Skin Cancer and Other Lesions
There are a number of different tissue types that exist on the eyelids and face, and abnormal growths may arise from any of these tissues. The most important goal of evaluating any lesion is to determine whether or not the lesion is suspicious (if it could be malignant or cancerous). Trying to determine if a lesion is suspicious or not requires a discussion about the history of the lesion, as well as thorough clinical examination including measurement and photos.

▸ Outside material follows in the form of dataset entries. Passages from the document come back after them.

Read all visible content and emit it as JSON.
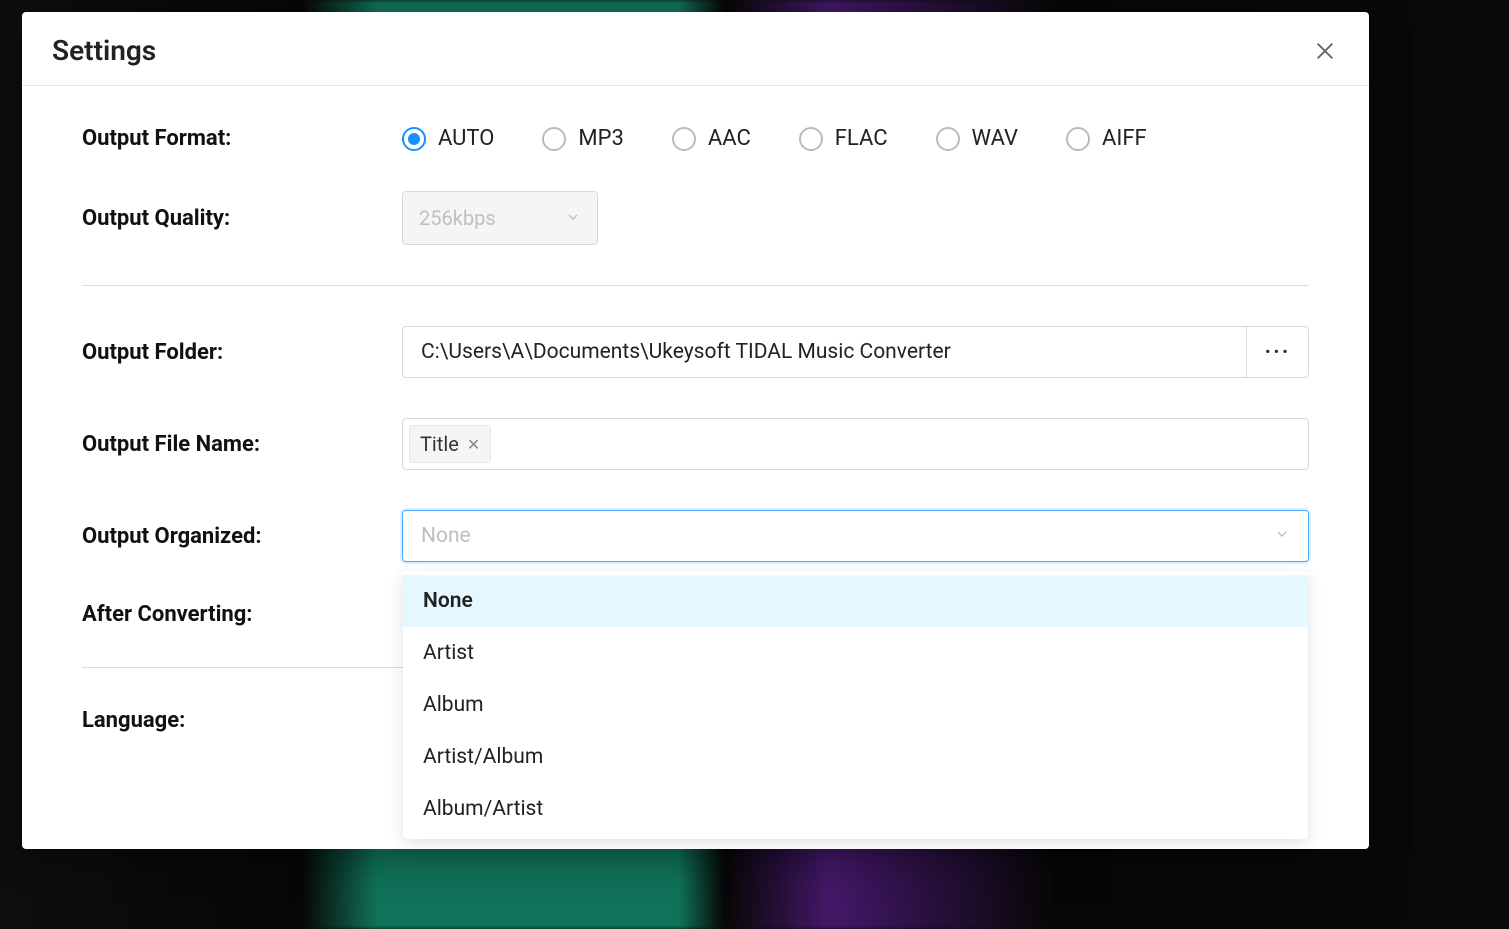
{
  "modal": {
    "title": "Settings"
  },
  "labels": {
    "output_format": "Output Format:",
    "output_quality": "Output Quality:",
    "output_folder": "Output Folder:",
    "output_file_name": "Output File Name:",
    "output_organized": "Output Organized:",
    "after_converting": "After Converting:",
    "language": "Language:"
  },
  "output_format": {
    "selected": "AUTO",
    "options": [
      "AUTO",
      "MP3",
      "AAC",
      "FLAC",
      "WAV",
      "AIFF"
    ]
  },
  "output_quality": {
    "value": "256kbps",
    "disabled": true
  },
  "output_folder": {
    "path": "C:\\Users\\A\\Documents\\Ukeysoft TIDAL Music Converter",
    "browse_icon": "···"
  },
  "output_file_name": {
    "tags": [
      "Title"
    ]
  },
  "output_organized": {
    "placeholder": "None",
    "options": [
      "None",
      "Artist",
      "Album",
      "Artist/Album",
      "Album/Artist"
    ],
    "highlighted": "None"
  }
}
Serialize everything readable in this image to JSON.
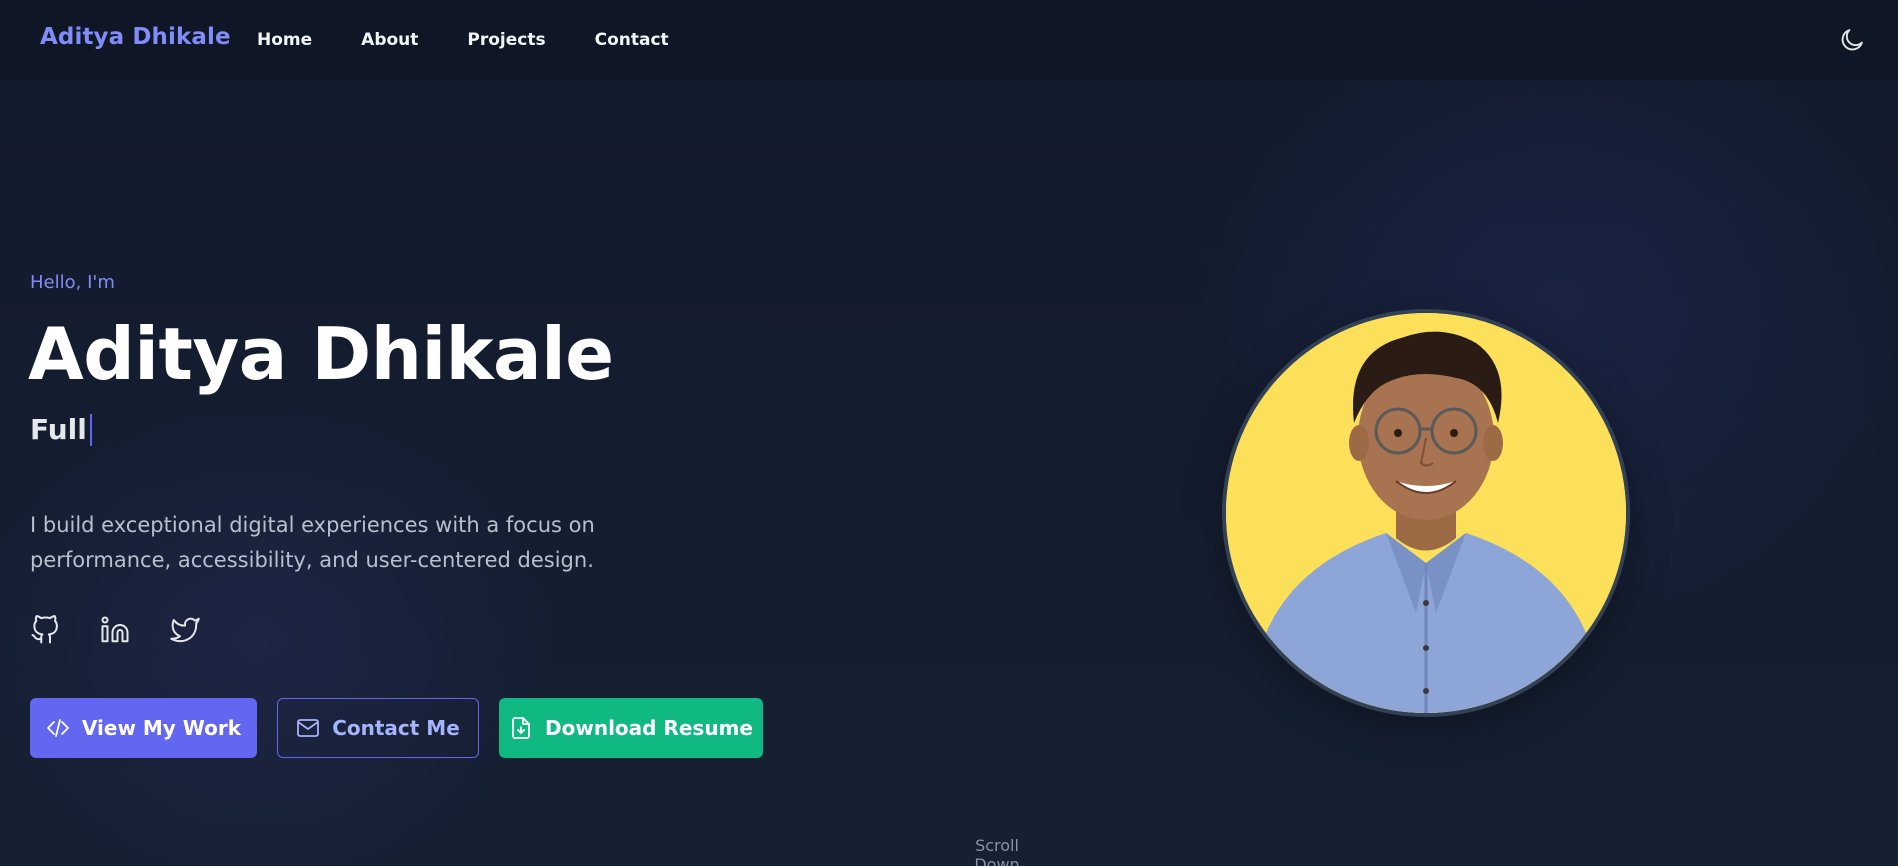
{
  "nav": {
    "brand": "Aditya Dhikale",
    "links": [
      "Home",
      "About",
      "Projects",
      "Contact"
    ],
    "theme_toggle_icon": "moon-icon"
  },
  "hero": {
    "greeting": "Hello, I'm",
    "name": "Aditya Dhikale",
    "typed_text": "Full",
    "bio": "I build exceptional digital experiences with a focus on performance, accessibility, and user-centered design.",
    "socials": [
      {
        "icon": "github-icon"
      },
      {
        "icon": "linkedin-icon"
      },
      {
        "icon": "twitter-icon"
      }
    ],
    "buttons": {
      "view_work": {
        "label": "View My Work",
        "icon": "code-icon"
      },
      "contact": {
        "label": "Contact Me",
        "icon": "mail-icon"
      },
      "resume": {
        "label": "Download Resume",
        "icon": "file-download-icon"
      }
    },
    "avatar_alt": "Aditya Dhikale"
  },
  "scroll_hint": "Scroll Down",
  "colors": {
    "background": "#111827",
    "accent": "#818cf8",
    "primary": "#6366f1",
    "success": "#10b981",
    "avatar_bg": "#fde05a"
  }
}
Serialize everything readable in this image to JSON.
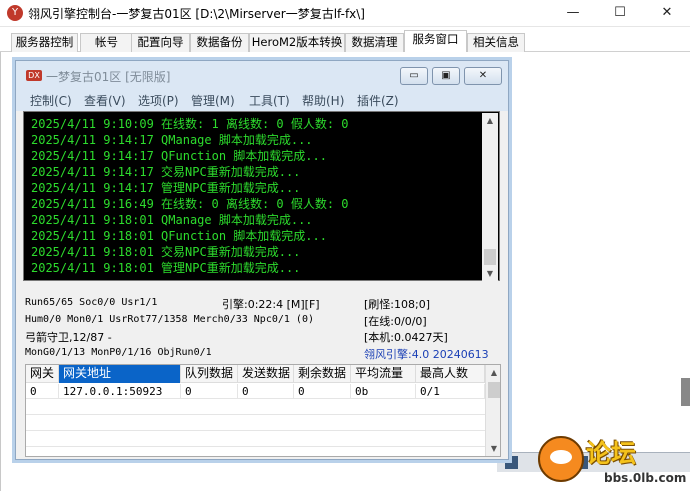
{
  "outer_window": {
    "title": "翎风引擎控制台-一梦复古01区 [D:\\2\\Mirserver一梦复古lf-fx\\]",
    "min_glyph": "—",
    "max_glyph": "☐",
    "close_glyph": "✕"
  },
  "outer_tabs": [
    {
      "label": "服务器控制"
    },
    {
      "label": "帐号"
    },
    {
      "label": "配置向导"
    },
    {
      "label": "数据备份"
    },
    {
      "label": "HeroM2版本转换"
    },
    {
      "label": "数据清理"
    },
    {
      "label": "服务窗口"
    },
    {
      "label": "相关信息"
    }
  ],
  "inner_window": {
    "icon_text": "DX",
    "title": "一梦复古01区 [无限版]",
    "min_glyph": "▭",
    "max_glyph": "▣",
    "close_glyph": "✕"
  },
  "inner_menu": [
    {
      "label": "控制(C)"
    },
    {
      "label": "查看(V)"
    },
    {
      "label": "选项(P)"
    },
    {
      "label": "管理(M)"
    },
    {
      "label": "工具(T)"
    },
    {
      "label": "帮助(H)"
    },
    {
      "label": "插件(Z)"
    }
  ],
  "console": {
    "lines": [
      "2025/4/11 9:10:09 在线数: 1 离线数: 0 假人数: 0",
      "2025/4/11 9:14:17 QManage 脚本加载完成...",
      "2025/4/11 9:14:17 QFunction 脚本加载完成...",
      "2025/4/11 9:14:17 交易NPC重新加载完成...",
      "2025/4/11 9:14:17 管理NPC重新加载完成...",
      "2025/4/11 9:16:49 在线数: 0 离线数: 0 假人数: 0",
      "2025/4/11 9:18:01 QManage 脚本加载完成...",
      "2025/4/11 9:18:01 QFunction 脚本加载完成...",
      "2025/4/11 9:18:01 交易NPC重新加载完成...",
      "2025/4/11 9:18:01 管理NPC重新加载完成..."
    ]
  },
  "status": {
    "run": "Run65/65 Soc0/0 Usr1/1",
    "engine": "引擎:0:22:4 [M][F]",
    "refresh": "[刷怪:108;0]",
    "hum": "Hum0/0 Mon0/1 UsrRot77/1358 Merch0/33 Npc0/1 (0)",
    "online": "[在线:0/0/0]",
    "archer": "弓箭守卫,12/87 -",
    "local": "[本机:0.0427天]",
    "mong": "MonG0/1/13 MonP0/1/16 ObjRun0/1",
    "version": "翎风引擎:4.0 20240613"
  },
  "gateway_table": {
    "headers": [
      "网关",
      "网关地址",
      "队列数据",
      "发送数据",
      "剩余数据",
      "平均流量",
      "最高人数"
    ],
    "rows": [
      [
        "0",
        "127.0.0.1:50923",
        "0",
        "0",
        "0",
        "0b",
        "0/1"
      ]
    ]
  },
  "watermark": {
    "text": "论坛",
    "url": "bbs.0lb.com"
  },
  "colors": {
    "console_text": "#2ddc2d",
    "selected_header": "#0a64c8",
    "status_blue": "#1a3fb5"
  }
}
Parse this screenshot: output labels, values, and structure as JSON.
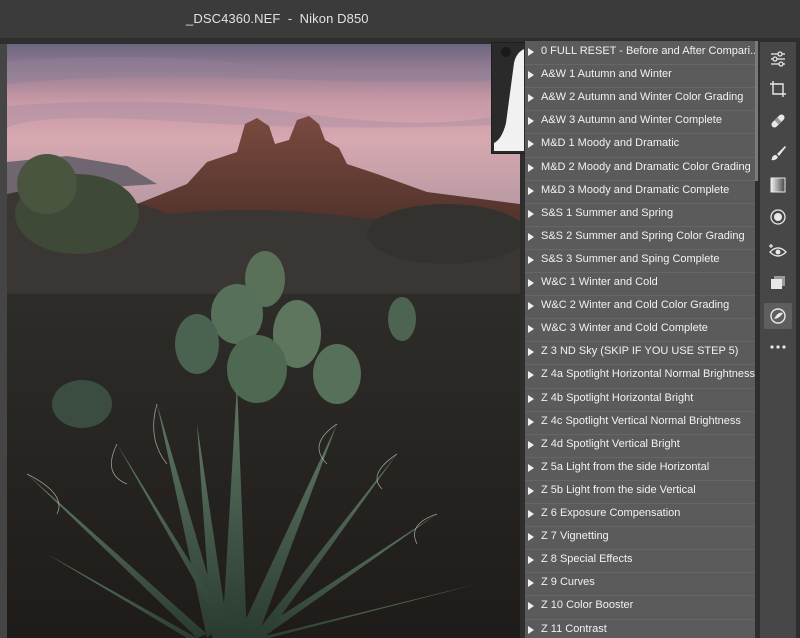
{
  "window": {
    "title": "_DSC4360.NEF  -  Nikon D850"
  },
  "presets": [
    "0 FULL RESET - Before and After Compari...",
    "A&W 1 Autumn and Winter",
    "A&W 2 Autumn and Winter Color Grading",
    "A&W 3 Autumn and Winter Complete",
    "M&D 1 Moody and Dramatic",
    "M&D 2 Moody and Dramatic Color Grading",
    "M&D 3 Moody and Dramatic Complete",
    "S&S 1 Summer and Spring",
    "S&S 2 Summer and Spring Color Grading",
    "S&S 3 Summer and Sping Complete",
    "W&C 1 Winter and Cold",
    "W&C 2 Winter and Cold Color Grading",
    "W&C 3 Winter and Cold Complete",
    "Z 3 ND Sky (SKIP IF YOU USE STEP 5)",
    "Z 4a Spotlight Horizontal Normal Brightness",
    "Z 4b Spotlight Horizontal Bright",
    "Z 4c Spotlight Vertical Normal Brightness",
    "Z 4d Spotlight Vertical Bright",
    "Z 5a Light from the side Horizontal",
    "Z 5b Light from the side Vertical",
    "Z 6 Exposure Compensation",
    "Z 7 Vignetting",
    "Z 8 Special Effects",
    "Z 9 Curves",
    "Z 10 Color Booster",
    "Z 11 Contrast"
  ],
  "toolbar": {
    "tools": [
      {
        "icon": "sliders-icon",
        "active": false
      },
      {
        "icon": "crop-icon",
        "active": false
      },
      {
        "icon": "bandage-icon",
        "active": false
      },
      {
        "icon": "brush-icon",
        "active": false
      },
      {
        "icon": "gradient-icon",
        "active": false
      },
      {
        "icon": "radial-filter-icon",
        "active": false
      },
      {
        "icon": "red-eye-icon",
        "active": false
      },
      {
        "icon": "presets-icon",
        "active": false
      },
      {
        "icon": "masking-icon",
        "active": true
      },
      {
        "icon": "more-icon",
        "active": false
      }
    ]
  },
  "colors": {
    "panel_bg": "#5b5b5b",
    "toolbar_bg": "#474747",
    "titlebar_bg": "#3b3b3b",
    "text": "#f2f2f2"
  }
}
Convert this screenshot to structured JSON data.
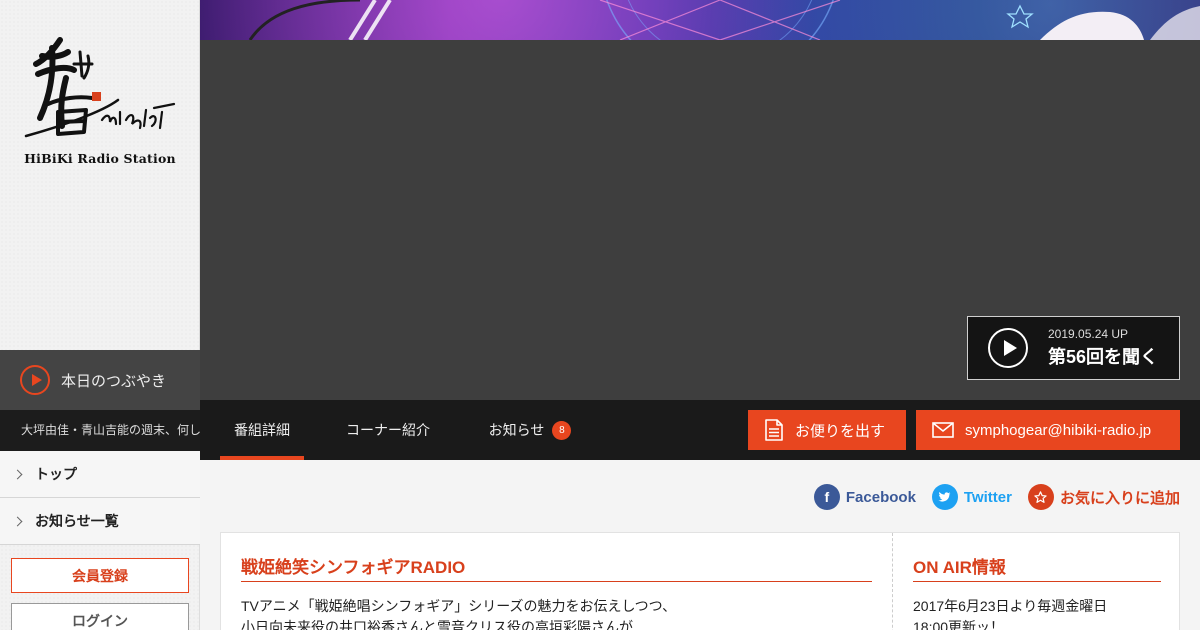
{
  "sidebar": {
    "logo_caption": "HiBiKi Radio Station",
    "tweet_title": "本日のつぶやき",
    "tweet_text": "大坪由佳・青山吉能の週末、何して",
    "nav": [
      {
        "label": "トップ"
      },
      {
        "label": "お知らせ一覧"
      }
    ],
    "register_label": "会員登録",
    "login_label": "ログイン"
  },
  "hero": {
    "date": "2019.05.24 UP",
    "episode": "第56回を聞く"
  },
  "tabs": [
    {
      "label": "番組詳細",
      "active": true
    },
    {
      "label": "コーナー紹介",
      "active": false
    },
    {
      "label": "お知らせ",
      "active": false,
      "badge": "8"
    }
  ],
  "actions": {
    "letter_label": "お便りを出す",
    "email_label": "symphogear@hibiki-radio.jp"
  },
  "share": {
    "facebook": "Facebook",
    "twitter": "Twitter",
    "favorite": "お気に入りに追加"
  },
  "program": {
    "title": "戦姫絶笑シンフォギアRADIO",
    "line1": "TVアニメ「戦姫絶唱シンフォギア」シリーズの魅力をお伝えしつつ、",
    "line2": "小日向未来役の井口裕香さんと雪音クリス役の高垣彩陽さんが"
  },
  "onair": {
    "title": "ON AIR情報",
    "line1": "2017年6月23日より毎週金曜日",
    "line2": "18:00更新ッ！"
  },
  "colors": {
    "accent": "#e8461f",
    "dark": "#1a1a1a",
    "facebook": "#3b5998",
    "twitter": "#1da1f2"
  },
  "icons": [
    "play-icon",
    "letter-icon",
    "mail-icon",
    "facebook-icon",
    "twitter-icon",
    "star-icon",
    "chevron-right-icon"
  ]
}
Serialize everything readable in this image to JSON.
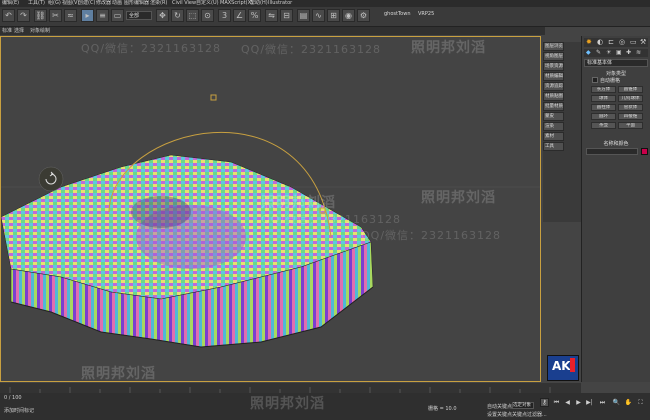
{
  "menu": {
    "items": [
      "编辑(E)",
      "工具(T)",
      "组(G)",
      "视图(V)",
      "创建(C)",
      "修改器",
      "动画",
      "图形编辑器",
      "渲染(R)",
      "Civil View",
      "自定义(U)",
      "MAXScript(X)",
      "帮助(H)",
      "Illustrator"
    ]
  },
  "toolbar": {
    "selection_filter": "全部",
    "plugin_labels": [
      "ghostTown",
      "VRP25"
    ]
  },
  "ribbon": {
    "items": [
      "标准",
      "选择",
      "对象绘制"
    ]
  },
  "side_tools": {
    "items": [
      "图层浏览",
      "视角图层",
      "场景资源",
      "材质编辑",
      "资源追踪",
      "材质贴图",
      "批量材质",
      "蒙皮",
      "渲染",
      "素材",
      "工具"
    ]
  },
  "command_panel": {
    "dropdown": "标准基本体",
    "section_title": "对象类型",
    "autogrid": "自动栅格",
    "buttons": [
      "长方体",
      "圆锥体",
      "球体",
      "几何球体",
      "圆柱体",
      "管状体",
      "圆环",
      "四棱锥",
      "茶壶",
      "平面"
    ],
    "name_color_title": "名称和颜色",
    "object_color": "#c8004a"
  },
  "status": {
    "grid": "栅格 = 10.0",
    "autokey": "自动关键点",
    "set_key": "设置关键点",
    "selected": "选定对象",
    "key_filters": "关键点过滤器...",
    "add_time_tag": "添加时间标记",
    "frame_counter": "0 / 100"
  },
  "watermarks": {
    "qq_line": "QQ/微信：2321163128",
    "name_line": "照明邦刘滔"
  },
  "logo_text": "AK",
  "colors": {
    "accent": "#c8a040",
    "panel": "#3f3f3f",
    "viewport_bg": "#444444"
  }
}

If there is a low suspicion of malignancy and if the lesion is not bothersome to a patient, then for many patients, continued monitoring of the lesion is a very reasonable approach to take. If the lesion is troubling a patient or is suspicious or concerning, then an incisional (taking a small piece) or excisional (removing the whole lesion) biopsy is necessary. In almost all cases, lesions that are removed are sent to a laboratory in an effort to determine a specific diagnosis and determine any signs of cancer. One really does not know if a lesion is benign (non-cancer) or malignant (cancer) until it has been examined by a pathologist, a physician specializing in microscopic evaluation and diagnosis of diseased tissues.
Under most circumstance, a biopsy can be performed on the same day of the initial evaluation in a clinical setting. The biopsy requires numbing with a local anesthetic injection, and the procedure is usually done in just a few minutes. Sometimes stitches are necessary to help close the biopsy site. It may take a week or more to get the results of the biopsy, and these results will be communicated to the patient.
If the lesion is benign, a reevaluation of the biopsy area is usually recommended one to three months after the procedure. If the lesion is malignant, then further intervention is necessary. This further intervention typically requires additional removal of cancerous tissue, either by Dr. Chappell or more commonly in cooperation with a Mohs surgeon (a dermatologist specially trained in removal of skin cancers). The goal is for the cancer to be removed in its entirety (by the Mohs surgeon) and then for the tissues to be reconstructed by Dr. Chappell in a way to make the eyelids and facial structures function as normally as possible. The reconstruction typically requires an outpatient surgical procedure, and every effort is made to schedule the excision (with the Mohs surgeon) and the reconstructive surgery on the same day. A good cosmetic result is always an added bonus, but this goal comes secondary to the proper function and protective nature of the eyelids and facial structures.
Health insurance will typically pay for removal or biopsy of lesions if they are suspicious, growing, irritated, or blocking the vision. If a lesion is not suspicious, but it is just bothersome to a patient because of its presence or appearance, then a patient is typically charged a fee for the lesion removal.